Abholung wird bevorzugt! Versand erfolgt nur gegen Vorkasse und zzgl. Versandkosten für den Versicherten Versand!   
Preis: 240€ 

Hier die technischen Daten zur Karte:  

GPU Modell:     Radeon R9 290 
Edition:     Windforce 3X OC 
Codename:     Hawaii Pro 
Schnittstelle:     PCIe 3.0 x16 
GPU Anzahl:     Single GPU 
GPU Takt:     1040MHz 
Shader Model:     5.0 
Anzahl der Streamprozessoren:     2560 Einheiten 
Fertigungsprozess:     28nm 
Grösse des Grafikspeichers:     4096MB 
Grafikspeichertyp:     GDDR5 
Grafikspeicher Taktfrequenz:     1250Mhz (5000MHz GDDR5) 
Grafikspeicher Anbindung:     512Bit 
Direct X Version:     12.0 
OpenGL Version:     4.3 
Kühlung der Grafikkarte:     Aktiv 
Stromversorgung:     1x 6pin + 1x 8pin 
Max.
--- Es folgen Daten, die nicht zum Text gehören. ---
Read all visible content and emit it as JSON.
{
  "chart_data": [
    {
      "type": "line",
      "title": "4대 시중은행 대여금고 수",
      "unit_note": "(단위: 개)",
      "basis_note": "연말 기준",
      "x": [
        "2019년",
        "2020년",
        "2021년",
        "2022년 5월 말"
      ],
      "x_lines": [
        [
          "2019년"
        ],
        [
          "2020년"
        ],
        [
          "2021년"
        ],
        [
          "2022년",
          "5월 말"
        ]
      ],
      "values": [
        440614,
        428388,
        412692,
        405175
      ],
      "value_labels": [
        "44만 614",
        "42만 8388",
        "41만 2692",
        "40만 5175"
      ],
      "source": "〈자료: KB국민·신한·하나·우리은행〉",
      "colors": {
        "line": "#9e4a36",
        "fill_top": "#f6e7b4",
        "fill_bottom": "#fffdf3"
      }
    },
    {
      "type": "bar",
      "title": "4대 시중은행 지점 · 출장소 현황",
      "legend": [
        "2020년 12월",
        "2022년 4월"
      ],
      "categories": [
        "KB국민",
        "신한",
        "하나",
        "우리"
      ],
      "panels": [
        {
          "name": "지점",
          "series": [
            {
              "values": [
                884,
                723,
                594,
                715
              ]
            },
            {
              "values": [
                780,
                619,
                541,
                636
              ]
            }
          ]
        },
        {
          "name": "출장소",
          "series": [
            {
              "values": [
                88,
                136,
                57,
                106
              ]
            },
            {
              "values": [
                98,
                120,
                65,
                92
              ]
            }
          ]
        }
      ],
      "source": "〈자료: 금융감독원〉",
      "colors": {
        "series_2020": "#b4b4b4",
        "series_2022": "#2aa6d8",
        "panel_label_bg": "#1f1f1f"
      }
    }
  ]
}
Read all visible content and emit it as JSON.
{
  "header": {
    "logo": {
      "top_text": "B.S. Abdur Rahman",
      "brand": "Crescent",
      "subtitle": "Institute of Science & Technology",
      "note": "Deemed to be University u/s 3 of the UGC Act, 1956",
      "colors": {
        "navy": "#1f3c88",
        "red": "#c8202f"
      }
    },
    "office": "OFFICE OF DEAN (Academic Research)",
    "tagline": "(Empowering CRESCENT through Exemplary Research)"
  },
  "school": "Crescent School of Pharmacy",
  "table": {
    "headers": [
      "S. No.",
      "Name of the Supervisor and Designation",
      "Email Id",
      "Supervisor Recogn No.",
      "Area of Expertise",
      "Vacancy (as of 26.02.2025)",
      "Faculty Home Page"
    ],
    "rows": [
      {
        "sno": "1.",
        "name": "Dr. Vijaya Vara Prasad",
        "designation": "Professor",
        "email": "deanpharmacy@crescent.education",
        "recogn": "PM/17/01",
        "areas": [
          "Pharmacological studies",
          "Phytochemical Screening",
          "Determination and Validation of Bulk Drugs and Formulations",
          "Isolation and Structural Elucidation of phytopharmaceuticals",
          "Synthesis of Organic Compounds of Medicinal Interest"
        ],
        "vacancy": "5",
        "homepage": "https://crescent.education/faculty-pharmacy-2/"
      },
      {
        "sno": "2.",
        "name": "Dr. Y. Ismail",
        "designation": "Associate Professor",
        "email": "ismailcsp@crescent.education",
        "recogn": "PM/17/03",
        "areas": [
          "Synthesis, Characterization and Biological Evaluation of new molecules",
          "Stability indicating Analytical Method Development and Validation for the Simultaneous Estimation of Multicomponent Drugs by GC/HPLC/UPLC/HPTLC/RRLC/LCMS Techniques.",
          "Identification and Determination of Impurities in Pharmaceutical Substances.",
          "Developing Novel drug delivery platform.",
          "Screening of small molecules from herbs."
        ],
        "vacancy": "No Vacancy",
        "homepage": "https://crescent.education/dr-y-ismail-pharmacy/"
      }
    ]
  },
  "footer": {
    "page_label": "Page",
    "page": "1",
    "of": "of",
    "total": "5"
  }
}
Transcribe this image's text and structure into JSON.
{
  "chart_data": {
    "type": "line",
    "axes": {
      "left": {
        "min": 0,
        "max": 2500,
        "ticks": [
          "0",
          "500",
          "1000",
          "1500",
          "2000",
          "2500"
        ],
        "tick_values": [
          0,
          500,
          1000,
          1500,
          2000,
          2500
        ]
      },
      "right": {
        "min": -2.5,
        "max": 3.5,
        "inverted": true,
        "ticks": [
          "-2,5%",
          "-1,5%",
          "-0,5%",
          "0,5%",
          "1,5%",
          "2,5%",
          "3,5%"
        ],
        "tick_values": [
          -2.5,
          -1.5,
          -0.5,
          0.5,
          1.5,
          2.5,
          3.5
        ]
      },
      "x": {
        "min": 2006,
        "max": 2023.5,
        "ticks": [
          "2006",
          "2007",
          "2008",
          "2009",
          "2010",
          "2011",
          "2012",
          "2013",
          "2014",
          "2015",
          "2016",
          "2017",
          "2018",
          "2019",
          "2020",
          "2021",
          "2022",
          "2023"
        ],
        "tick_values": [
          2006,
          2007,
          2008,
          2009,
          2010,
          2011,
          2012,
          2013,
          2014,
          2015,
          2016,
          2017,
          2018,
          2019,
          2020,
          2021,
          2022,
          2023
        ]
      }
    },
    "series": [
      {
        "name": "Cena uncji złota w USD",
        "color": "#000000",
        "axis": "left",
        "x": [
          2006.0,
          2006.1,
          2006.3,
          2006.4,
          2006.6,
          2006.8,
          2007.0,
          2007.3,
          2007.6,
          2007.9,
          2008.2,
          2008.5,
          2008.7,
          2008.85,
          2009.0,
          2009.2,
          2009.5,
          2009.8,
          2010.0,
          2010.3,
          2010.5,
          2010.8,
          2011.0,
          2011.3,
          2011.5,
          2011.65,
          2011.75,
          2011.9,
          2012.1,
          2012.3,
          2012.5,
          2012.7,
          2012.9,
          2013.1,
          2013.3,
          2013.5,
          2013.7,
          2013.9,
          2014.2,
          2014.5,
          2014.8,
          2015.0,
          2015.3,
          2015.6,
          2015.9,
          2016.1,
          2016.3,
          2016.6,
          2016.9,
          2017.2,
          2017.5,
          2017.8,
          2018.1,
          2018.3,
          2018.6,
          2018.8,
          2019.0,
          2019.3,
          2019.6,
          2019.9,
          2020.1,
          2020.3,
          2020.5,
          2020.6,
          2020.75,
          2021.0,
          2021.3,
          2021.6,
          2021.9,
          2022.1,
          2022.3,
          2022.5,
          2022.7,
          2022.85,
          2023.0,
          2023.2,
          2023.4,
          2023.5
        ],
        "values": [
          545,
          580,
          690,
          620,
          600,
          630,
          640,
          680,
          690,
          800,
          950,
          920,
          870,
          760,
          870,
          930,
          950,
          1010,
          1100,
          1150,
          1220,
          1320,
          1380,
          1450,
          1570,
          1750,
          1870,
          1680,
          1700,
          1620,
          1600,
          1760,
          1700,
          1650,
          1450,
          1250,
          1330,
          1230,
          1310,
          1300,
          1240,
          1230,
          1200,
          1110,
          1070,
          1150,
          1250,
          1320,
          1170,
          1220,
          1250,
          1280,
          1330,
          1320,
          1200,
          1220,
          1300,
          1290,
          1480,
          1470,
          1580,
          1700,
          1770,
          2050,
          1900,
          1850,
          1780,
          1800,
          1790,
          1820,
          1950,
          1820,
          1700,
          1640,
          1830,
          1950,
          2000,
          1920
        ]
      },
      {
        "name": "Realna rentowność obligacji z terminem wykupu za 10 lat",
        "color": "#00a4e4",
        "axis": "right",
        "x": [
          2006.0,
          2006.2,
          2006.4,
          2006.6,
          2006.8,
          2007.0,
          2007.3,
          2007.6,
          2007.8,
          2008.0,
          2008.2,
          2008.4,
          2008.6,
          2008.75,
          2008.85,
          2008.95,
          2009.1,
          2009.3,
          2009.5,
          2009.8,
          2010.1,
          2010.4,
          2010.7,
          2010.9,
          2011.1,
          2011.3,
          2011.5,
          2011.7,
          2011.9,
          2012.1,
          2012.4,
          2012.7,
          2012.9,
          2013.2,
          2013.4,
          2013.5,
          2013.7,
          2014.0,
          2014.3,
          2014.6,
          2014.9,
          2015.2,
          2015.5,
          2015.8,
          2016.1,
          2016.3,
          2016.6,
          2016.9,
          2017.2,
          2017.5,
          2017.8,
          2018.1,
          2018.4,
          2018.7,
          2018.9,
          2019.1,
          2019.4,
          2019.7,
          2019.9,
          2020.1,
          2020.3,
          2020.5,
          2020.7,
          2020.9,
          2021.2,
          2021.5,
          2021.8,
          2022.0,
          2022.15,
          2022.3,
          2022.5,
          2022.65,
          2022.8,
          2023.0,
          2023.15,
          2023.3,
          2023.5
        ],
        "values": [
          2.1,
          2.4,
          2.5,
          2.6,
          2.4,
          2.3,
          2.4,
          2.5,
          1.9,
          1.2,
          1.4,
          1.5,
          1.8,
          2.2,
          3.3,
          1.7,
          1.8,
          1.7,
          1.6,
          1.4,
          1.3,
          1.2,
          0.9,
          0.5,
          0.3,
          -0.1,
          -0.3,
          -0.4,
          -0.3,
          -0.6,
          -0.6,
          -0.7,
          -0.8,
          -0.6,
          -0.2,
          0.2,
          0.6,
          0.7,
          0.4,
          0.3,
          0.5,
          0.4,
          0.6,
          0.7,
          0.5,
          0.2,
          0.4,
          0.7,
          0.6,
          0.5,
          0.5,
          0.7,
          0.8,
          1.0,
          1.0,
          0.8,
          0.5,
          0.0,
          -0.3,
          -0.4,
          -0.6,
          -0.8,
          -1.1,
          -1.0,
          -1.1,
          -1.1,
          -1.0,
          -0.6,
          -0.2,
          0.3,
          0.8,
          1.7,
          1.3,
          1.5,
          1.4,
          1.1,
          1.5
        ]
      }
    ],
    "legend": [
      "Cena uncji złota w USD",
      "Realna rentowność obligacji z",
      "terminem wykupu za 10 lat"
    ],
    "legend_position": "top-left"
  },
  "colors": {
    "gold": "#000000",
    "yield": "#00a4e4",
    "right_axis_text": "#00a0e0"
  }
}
Stromverbrauch:     250W 
Grafikkarten Bauform:     Dual Slot 
Verpackung:     Retail 
Besonderheiten:     7.1 Audiocontroller, AMD Avivo HD, AMD CrossFire X,  AMD CrossFire X 2-Way, AMD CrossFire X 4-Way, AMD Eyefinity, AMD GCN,  AMD HD3D, AMD Mantle, AMD PowerPlay, AMD PowerTune, AMD TrueAudio,  QuadHD/4K/UHDTV Support, ZeroCore Power


----------



## Typhalt (3. Juni 2015)

Ist Verkauft!


----------